Dans un communiqué, les Brigades des martyrs d’Al Aksa tiennent Khaled Mechaâl, le ministre palestinien de l’Intérieur Saïd Seyam et un haut responsable de son ministère, Youssef al Zahar, pour responsables de ces morts.
«Nous annonçons, avec force et franchise, le verdict du peuple au sein de la patrie et dans la diaspora, d’exécuter les chefs de la sédition, Khaled Mechaâl, Saïd Seyam et Youssef al Zahar et nous exécuterons ce verdict pour qu’il puisse servir d’exemple», peut-on lire sur le texte.
Un député du mouvement intégriste, Mouchir al Masri, a jugé que les Brigades jetaient de l’huile sur le feu. Le Hamas, a-t-il répondu, «ne fera preuve d’aucune pitié» si l’un de ses dirigeants est la cible des «chefs de file d’un coup d’Etat intérieur».
Un porte-parole des Brigades des martyrs d’Al Aksa a décrit ce communiqué comme une «réponse naturelle» à l’ordre donné par Seyam à ses forces de prendre le contrôle des rues de Gaza dimanche face aux policiers du Fatah en grève pour réclamer le versement de leurs salaires.

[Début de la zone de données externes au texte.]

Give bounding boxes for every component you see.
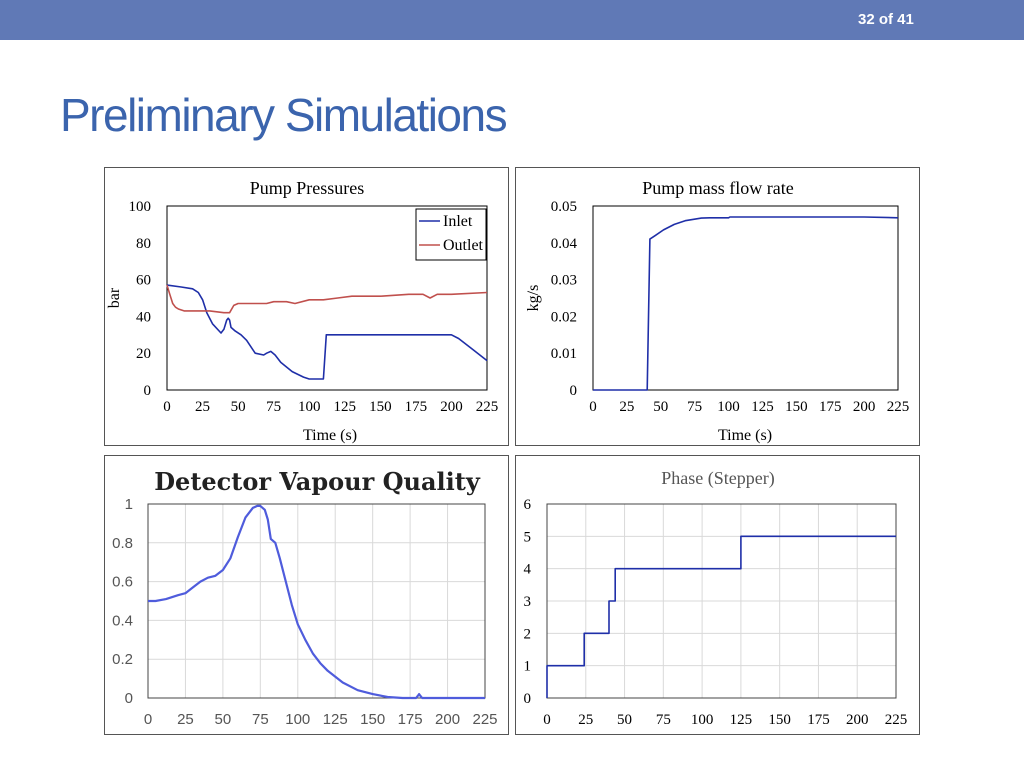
chart-title: Pump Pressures bbox=[250, 178, 365, 198]
x-tick-label: 100 bbox=[717, 399, 740, 415]
legend-label: Inlet bbox=[443, 213, 473, 230]
x-tick-label: 225 bbox=[885, 712, 908, 728]
x-tick-label: 75 bbox=[687, 399, 702, 415]
y-tick-label: 40 bbox=[136, 309, 151, 325]
x-tick-label: 175 bbox=[819, 399, 842, 415]
x-tick-label: 25 bbox=[195, 399, 210, 415]
x-tick-label: 150 bbox=[360, 711, 385, 728]
y-tick-label: 2 bbox=[524, 626, 532, 642]
y-axis-label: bar bbox=[106, 287, 123, 308]
chart-phase-stepper-panel: 0 25 50 75 100 125 150 175 200 225 0 1 2 3 4 5 6 Phase (S… bbox=[515, 455, 920, 735]
series-line-inlet bbox=[166, 284, 488, 380]
x-tick-label: 25 bbox=[578, 712, 593, 728]
y-tick-label: 0 bbox=[524, 691, 532, 707]
y-tick-label: 0.8 bbox=[112, 535, 133, 552]
y-tick-label: 0.03 bbox=[551, 273, 577, 289]
y-tick-label: 3 bbox=[524, 594, 532, 610]
header-bar: 32 of 41 bbox=[0, 0, 1024, 40]
chart-pump-pressures: 0 25 50 75 100 125 150 175 200 225 0 20 40 60 80 100 Pum… bbox=[106, 178, 499, 444]
series-line-data bbox=[546, 535, 896, 698]
x-tick-label: 225 bbox=[887, 399, 910, 415]
y-tick-label: 4 bbox=[524, 562, 532, 578]
y-tick-label: 0.4 bbox=[112, 612, 133, 629]
y-tick-label: 0 bbox=[144, 383, 152, 399]
plot-area-frame bbox=[166, 205, 488, 391]
x-tick-label: 200 bbox=[435, 711, 460, 728]
chart-phase-stepper: 0 25 50 75 100 125 150 175 200 225 0 1 2 3 4 5 6 Phase (S… bbox=[524, 468, 908, 728]
legend-box bbox=[415, 208, 487, 261]
y-axis-label: kg/s bbox=[525, 285, 542, 312]
x-tick-label: 150 bbox=[768, 712, 791, 728]
x-tick-label: 150 bbox=[785, 399, 808, 415]
x-tick-label: 125 bbox=[334, 399, 357, 415]
y-tick-label: 60 bbox=[136, 273, 151, 289]
slide-counter: 32 of 41 bbox=[858, 11, 914, 28]
x-tick-label: 50 bbox=[617, 712, 632, 728]
x-tick-label: 75 bbox=[252, 711, 269, 728]
x-tick-label: 0 bbox=[144, 711, 152, 728]
x-tick-label: 200 bbox=[440, 399, 463, 415]
x-tick-label: 125 bbox=[751, 399, 774, 415]
y-tick-label: 5 bbox=[524, 529, 532, 545]
y-tick-label: 1 bbox=[125, 496, 133, 513]
y-tick-label: 6 bbox=[524, 497, 532, 513]
x-tick-label: 200 bbox=[853, 399, 876, 415]
plot-area-frame bbox=[546, 503, 897, 699]
x-tick-label: 25 bbox=[619, 399, 634, 415]
x-tick-label: 75 bbox=[266, 399, 281, 415]
x-tick-label: 75 bbox=[656, 712, 671, 728]
y-tick-label: 0.05 bbox=[551, 199, 577, 215]
series-line-outlet bbox=[166, 284, 488, 314]
x-tick-label: 200 bbox=[846, 712, 869, 728]
y-tick-label: 0.2 bbox=[112, 651, 133, 668]
series-line-data bbox=[593, 216, 899, 391]
x-tick-label: 100 bbox=[285, 711, 310, 728]
y-tick-label: 0.04 bbox=[551, 236, 578, 252]
x-axis-label: Time (s) bbox=[303, 427, 357, 444]
x-tick-label: 0 bbox=[163, 399, 171, 415]
page-title: Preliminary Simulations bbox=[60, 89, 508, 141]
x-tick-label: 175 bbox=[807, 712, 830, 728]
x-tick-label: 175 bbox=[405, 399, 428, 415]
y-tick-label: 0 bbox=[570, 383, 578, 399]
x-tick-label: 150 bbox=[369, 399, 392, 415]
chart-title: Phase (Stepper) bbox=[661, 468, 774, 489]
legend-label: Outlet bbox=[443, 237, 484, 254]
chart-detector-vapour-quality: 0 25 50 75 100 125 150 175 200 225 0 0.2 0.4 0.6 0.8 1 D… bbox=[112, 467, 497, 728]
x-tick-label: 50 bbox=[231, 399, 246, 415]
plot-area-frame bbox=[147, 503, 486, 699]
y-tick-label: 0.6 bbox=[112, 574, 133, 591]
x-tick-label: 50 bbox=[653, 399, 668, 415]
chart-title: Detector Vapour Quality bbox=[154, 467, 481, 496]
chart-title: Pump mass flow rate bbox=[642, 178, 793, 198]
x-tick-label: 0 bbox=[543, 712, 551, 728]
y-tick-label: 1 bbox=[524, 659, 532, 675]
chart-detector-vapour-quality-panel: 0 25 50 75 100 125 150 175 200 225 0 0.2 0.4 0.6 0.8 1 D… bbox=[104, 455, 509, 735]
x-axis-label: Time (s) bbox=[718, 427, 772, 444]
series-line-data bbox=[148, 504, 485, 700]
x-tick-label: 125 bbox=[323, 711, 348, 728]
y-tick-label: 20 bbox=[136, 346, 151, 362]
y-tick-label: 0 bbox=[125, 690, 133, 707]
y-tick-label: 100 bbox=[129, 199, 152, 215]
x-tick-label: 100 bbox=[691, 712, 714, 728]
x-tick-label: 125 bbox=[730, 712, 753, 728]
chart-pump-pressures-panel: 0 25 50 75 100 125 150 175 200 225 0 20 40 60 80 100 Pum… bbox=[104, 167, 509, 446]
x-tick-label: 100 bbox=[298, 399, 321, 415]
y-tick-label: 80 bbox=[136, 236, 151, 252]
x-tick-label: 225 bbox=[472, 711, 497, 728]
y-tick-label: 0.01 bbox=[551, 346, 577, 362]
x-tick-label: 0 bbox=[589, 399, 597, 415]
chart-pump-mass-flow: 0 25 50 75 100 125 150 175 200 225 0 0.01 0.02 0.03 0.… bbox=[525, 178, 910, 444]
x-tick-label: 25 bbox=[177, 711, 194, 728]
y-tick-label: 0.02 bbox=[551, 309, 577, 325]
plot-area-frame bbox=[592, 205, 899, 391]
chart-pump-mass-flow-panel: 0 25 50 75 100 125 150 175 200 225 0 0.01 0.02 0.03 0.… bbox=[515, 167, 920, 446]
x-tick-label: 50 bbox=[215, 711, 232, 728]
x-tick-label: 225 bbox=[476, 399, 499, 415]
x-tick-label: 175 bbox=[398, 711, 423, 728]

Il n’a pas voulu dire si cette déclaration reflétait le point de vue de l’ensemble du mouvement ou seulement de certaines factions.

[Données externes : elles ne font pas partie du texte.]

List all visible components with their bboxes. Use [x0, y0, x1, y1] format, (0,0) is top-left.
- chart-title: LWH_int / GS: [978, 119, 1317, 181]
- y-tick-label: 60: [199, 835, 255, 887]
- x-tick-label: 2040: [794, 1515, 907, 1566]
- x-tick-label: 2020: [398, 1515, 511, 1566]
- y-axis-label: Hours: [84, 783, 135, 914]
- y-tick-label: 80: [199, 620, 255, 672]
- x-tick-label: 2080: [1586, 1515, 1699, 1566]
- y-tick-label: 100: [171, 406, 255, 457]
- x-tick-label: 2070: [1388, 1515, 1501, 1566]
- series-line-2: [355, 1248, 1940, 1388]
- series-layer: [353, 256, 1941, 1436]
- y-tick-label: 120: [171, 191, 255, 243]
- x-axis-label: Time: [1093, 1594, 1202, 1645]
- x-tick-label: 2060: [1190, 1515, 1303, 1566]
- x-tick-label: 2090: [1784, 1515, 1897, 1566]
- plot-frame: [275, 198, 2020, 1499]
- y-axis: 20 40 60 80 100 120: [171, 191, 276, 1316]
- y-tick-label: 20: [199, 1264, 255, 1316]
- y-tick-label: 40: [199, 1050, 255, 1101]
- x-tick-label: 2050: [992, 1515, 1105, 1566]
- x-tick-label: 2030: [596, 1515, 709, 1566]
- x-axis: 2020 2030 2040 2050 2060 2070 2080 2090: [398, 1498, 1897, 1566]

Les bailleurs de fonds internationaux, Union européenne et Etats-Unis en tête, rappelle-t-on, avaient décidé de couper les vivres à l’Autorité palestinienne après l’investiture, en mars dernier, du gouvernement formé par le Hamas ; un mouvement considéré par les pays occidentaux comme une organisation terroriste. Ils ont exigé que ce dernier reconnaisse Israël et les accords signés avec l’Etat hébreu. Chose que Hamas refuse toujours de faire.


 Tournée de Mme Rice


Avant d’arriver dans les territoires palestiniens, la secrétaire d’Etat américaine s’est rendue à Djeddah en Arabie Saoudite puis au Caire où elle a rencontré ses homologues d’Egypte, de Jordanie et des pays du Golfe. Elle a appelé les Palestiniens à mettre fin aux violences entre militants du Hamas et du Fatah qui ont fait au moins 10 morts depuis dimanche. Elle a aussi souhaité un changement de gouvernement. Elle a déclaré que « les Palestiniens ont besoin d’un gouvernement qui puisse représenter l’intérêt du peuple et qui puisse être engagé à lui apporter le bien-être et qui soit engageant pour la communauté internationale. Il faudra que ce soit, bien sûr, un gouvernement en accord avec le large consensus dans la région selon lequel la création de deux Etats est la réponse aux aspirations à la fois des Palestiniens et des Israéliens ».